The fact that carriers are reducing capacity to support freight rates shows that state aid to container shipping companies is not having an impact on the competitive dynamics of the industry, according to Credit Suisse analyst Neil Glynn.
The investment bank’s managing director and head of European transport equity research told JOC Uncharted Wednesday that it was “reassuring” that even carriers receiving state aid were “taking capacity out in the same way as other carriers.”
Large-scale blank sailing programs have been implemented through the third quarter by THE Alliance carriers Hapag-Lloyd, Ocean Network Express, Yang Ming, and HMM, and the 2M Alliance of Maersk and Mediterranean Shipping Co. on the Asia-Europe, trans-Pacific, and trans-Atlantic trades.
Glynn also gave CMA CGM’s efforts to reduce its high debt levels as another example of a financially disciplined carrier. “It is receiving over a billion dollars of partially government-backed debt, and is also clearly trying to sell down assets to reduce its debt pile,” he said. “That is not consistent with a carrier that is taking state aid and not trying to manage its business as a going concern.”
CMA CGM will receive a $1.14 billion state-guaranteed loan that will free up cash for the carrier, which emerged from 2019 with debt levels of $17.8 billion that it is urgently working to pare down following a $229 million loss for the year. The asset sale Glynn referred to was an agreement the carrier reached with China Merchants Port (CMP) to sell its stakes in eight port terminals to Terminal Link, a joint venture created in 2013 that is 51 percent owned by CMA CGM and 49 percent by CMP.
Other debt-strapped carriers that have received government help are HMM, which received $500 million of a shipping sector emergency package, and Yang Ming, which is 45 percent owned by the Taiwan government and will receive $291 million in state support via a government-backed loan. HMM lost $261 million last year, while Yang Ming reported losses of $144 million.
State aid gray area
Nilesh Tiwary, manager of Drewry Maritime Financial Research, said a loan guaranteed by the government should not automatically be considered as state aid. “But we know there are some container lines that operate beyond their means because they have strong state backing,” he told JOC Uncharted. “In some cases, their operating costs are as high as equaling 100 percent of their revenues.”
Maersk Group CEO Søren Skou has long been critical of subsidies offered by Asian governments to the shipping industry, and after the HMM and Yang Ming financial assistance was announced in May, he called it “unacceptable” and urged the European Commission (EC) to address the “unfair competition.”

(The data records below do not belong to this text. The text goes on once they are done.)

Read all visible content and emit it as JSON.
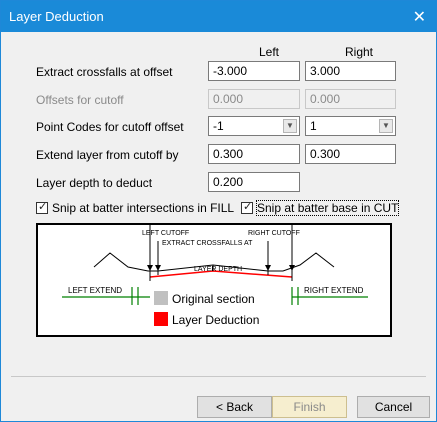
{
  "window": {
    "title": "Layer Deduction"
  },
  "columns": {
    "left": "Left",
    "right": "Right"
  },
  "rows": {
    "extract_label": "Extract crossfalls at offset",
    "extract_left": "-3.000",
    "extract_right": "3.000",
    "offsets_label": "Offsets for cutoff",
    "offsets_left": "0.000",
    "offsets_right": "0.000",
    "codes_label": "Point Codes for cutoff offset",
    "codes_left": "-1",
    "codes_right": "1",
    "extend_label": "Extend layer from cutoff by",
    "extend_left": "0.300",
    "extend_right": "0.300",
    "depth_label": "Layer depth to deduct",
    "depth_value": "0.200"
  },
  "checks": {
    "fill_label": "Snip at batter intersections in FILL",
    "fill_checked": true,
    "cut_label": "Snip at batter base in CUT",
    "cut_checked": true
  },
  "diagram": {
    "left_cutoff": "LEFT CUTOFF",
    "right_cutoff": "RIGHT CUTOFF",
    "extract": "EXTRACT CROSSFALLS AT",
    "layer_depth": "LAYER DEPTH",
    "left_extend": "LEFT EXTEND",
    "right_extend": "RIGHT EXTEND",
    "legend_original": "Original section",
    "legend_deduction": "Layer Deduction",
    "color_original": "#c0c0c0",
    "color_deduction": "#ff0000",
    "color_extend": "#008000"
  },
  "buttons": {
    "back": "< Back",
    "finish": "Finish",
    "cancel": "Cancel"
  }
}
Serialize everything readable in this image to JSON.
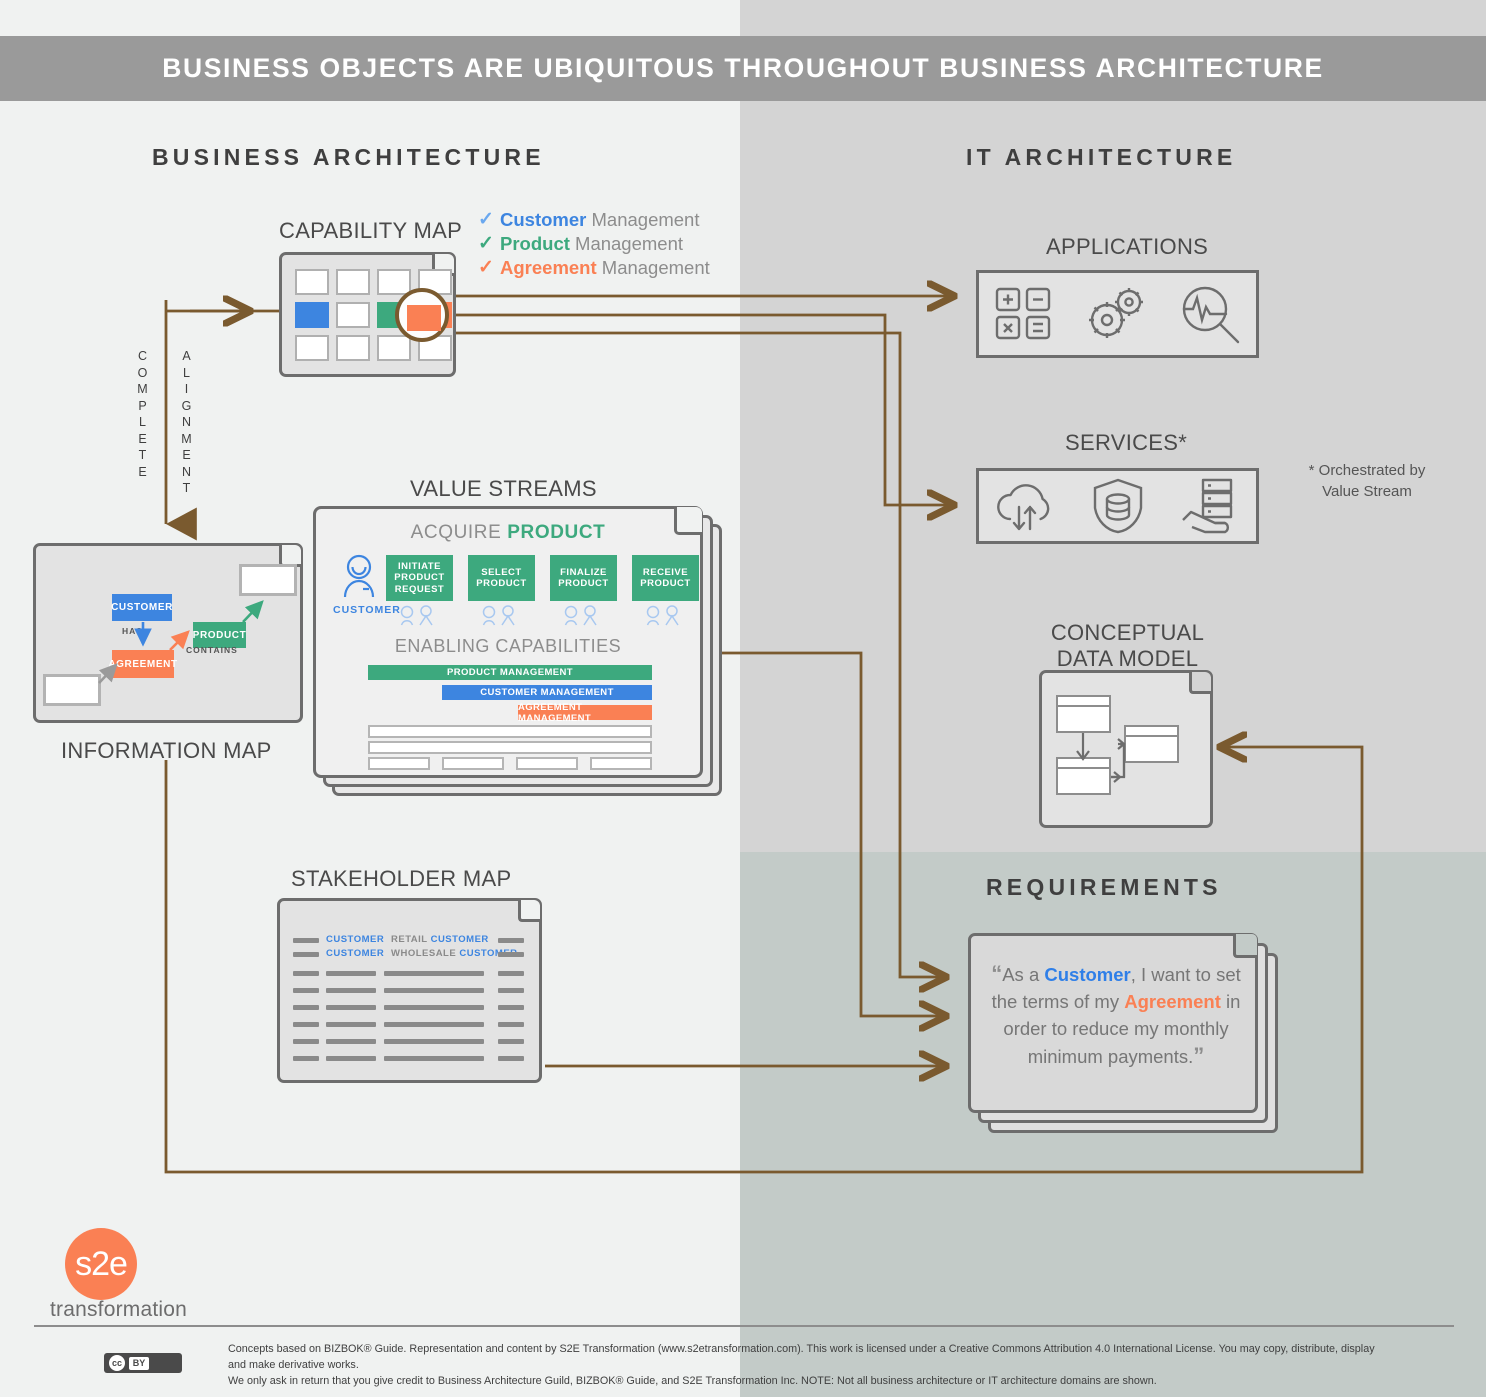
{
  "title": "BUSINESS OBJECTS ARE UBIQUITOUS THROUGHOUT BUSINESS ARCHITECTURE",
  "sections": {
    "business_architecture": "BUSINESS ARCHITECTURE",
    "it_architecture": "IT ARCHITECTURE",
    "requirements": "REQUIREMENTS"
  },
  "colors": {
    "customer": "#3d85e0",
    "product": "#3da97e",
    "agreement": "#fa8054",
    "arrow": "#7a5a2f",
    "title_bar": "#9a9a9a",
    "left_panel": "#f0f2f1",
    "right_panel": "#d4d4d4",
    "requirements_panel": "#c3cbc8"
  },
  "capability_map": {
    "label": "CAPABILITY MAP",
    "highlighted_cells": [
      "blue",
      "green",
      "orange"
    ]
  },
  "legend": [
    {
      "icon": "check-icon",
      "object": "Customer",
      "suffix": " Management",
      "color": "#3d85e0"
    },
    {
      "icon": "check-icon",
      "object": "Product",
      "suffix": " Management",
      "color": "#3da97e"
    },
    {
      "icon": "check-icon",
      "object": "Agreement",
      "suffix": " Management",
      "color": "#fa8054"
    }
  ],
  "connector_labels": {
    "complete": "COMPLETE",
    "alignment": "ALIGNMENT"
  },
  "information_map": {
    "label": "INFORMATION MAP",
    "entities": [
      {
        "name": "CUSTOMER",
        "color": "#3d85e0"
      },
      {
        "name": "AGREEMENT",
        "color": "#fa8054"
      },
      {
        "name": "PRODUCT",
        "color": "#3da97e"
      }
    ],
    "relations": [
      "HAS",
      "CONTAINS"
    ]
  },
  "value_streams": {
    "label": "VALUE STREAMS",
    "stream_title_prefix": "ACQUIRE ",
    "stream_title_object": "PRODUCT",
    "actor": "CUSTOMER",
    "stages": [
      "INITIATE PRODUCT REQUEST",
      "SELECT PRODUCT",
      "FINALIZE PRODUCT",
      "RECEIVE PRODUCT"
    ],
    "enabling_capabilities_label": "ENABLING CAPABILITIES",
    "enabling_capabilities": [
      {
        "label": "PRODUCT MANAGEMENT",
        "color": "#3da97e"
      },
      {
        "label": "CUSTOMER MANAGEMENT",
        "color": "#3d85e0"
      },
      {
        "label": "AGREEMENT MANAGEMENT",
        "color": "#fa8054"
      }
    ]
  },
  "stakeholder_map": {
    "label": "STAKEHOLDER MAP",
    "rows": [
      {
        "col1": "CUSTOMER",
        "col2_prefix": "RETAIL ",
        "col2_object": "CUSTOMER"
      },
      {
        "col1": "CUSTOMER",
        "col2_prefix": "WHOLESALE ",
        "col2_object": "CUSTOMER"
      }
    ]
  },
  "applications": {
    "label": "APPLICATIONS",
    "icons": [
      "apps-grid-icon",
      "gears-icon",
      "analytics-search-icon"
    ]
  },
  "services": {
    "label": "SERVICES*",
    "footnote": "* Orchestrated by\nValue Stream",
    "footnote_line1": "* Orchestrated by",
    "footnote_line2": "Value Stream",
    "icons": [
      "cloud-sync-icon",
      "database-shield-icon",
      "server-hand-icon"
    ]
  },
  "conceptual_data_model": {
    "label_line1": "CONCEPTUAL",
    "label_line2": "DATA MODEL"
  },
  "requirement_card": {
    "open_quote": "“",
    "part1": "As a ",
    "customer": "Customer",
    "part2": ", I want to set the terms of my ",
    "agreement": "Agreement",
    "part3": " in order to reduce my monthly minimum payments.",
    "close_quote": "”"
  },
  "logo": {
    "mark": "s2e",
    "word": "transformation"
  },
  "footer": {
    "badge_cc": "cc",
    "badge_by": "BY",
    "line1": "Concepts based on BIZBOK® Guide. Representation and content by S2E Transformation (www.s2etransformation.com). This work is licensed under a Creative Commons Attribution 4.0 International License. You may copy, distribute, display and make derivative works.",
    "line2": "We only ask in return that you give credit to Business Architecture Guild, BIZBOK® Guide, and S2E Transformation Inc. NOTE: Not all business architecture or IT architecture domains are shown."
  }
}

As it happens, the EC this week launched a white paper and public consultation on the “the distortive effects of foreign subsidies on Europe’s single market.” The feedback period closes Sept. 23 and will be used to guide legislative proposals that address foreign subsidies across all industries.
Glynn said the rationale around financial support from a state perspective was to preserve employment while safeguarding economic interests, assets, and connectivity for the national economies.
“That is clearly understandable,” he said. “But for many transport companies, there is an ongoing debate as to how repayable some of those sources of financing actually are, and whether the debt is repaid or ends up becoming quasi-equity. That is something being very hotly debated in the liner sector.”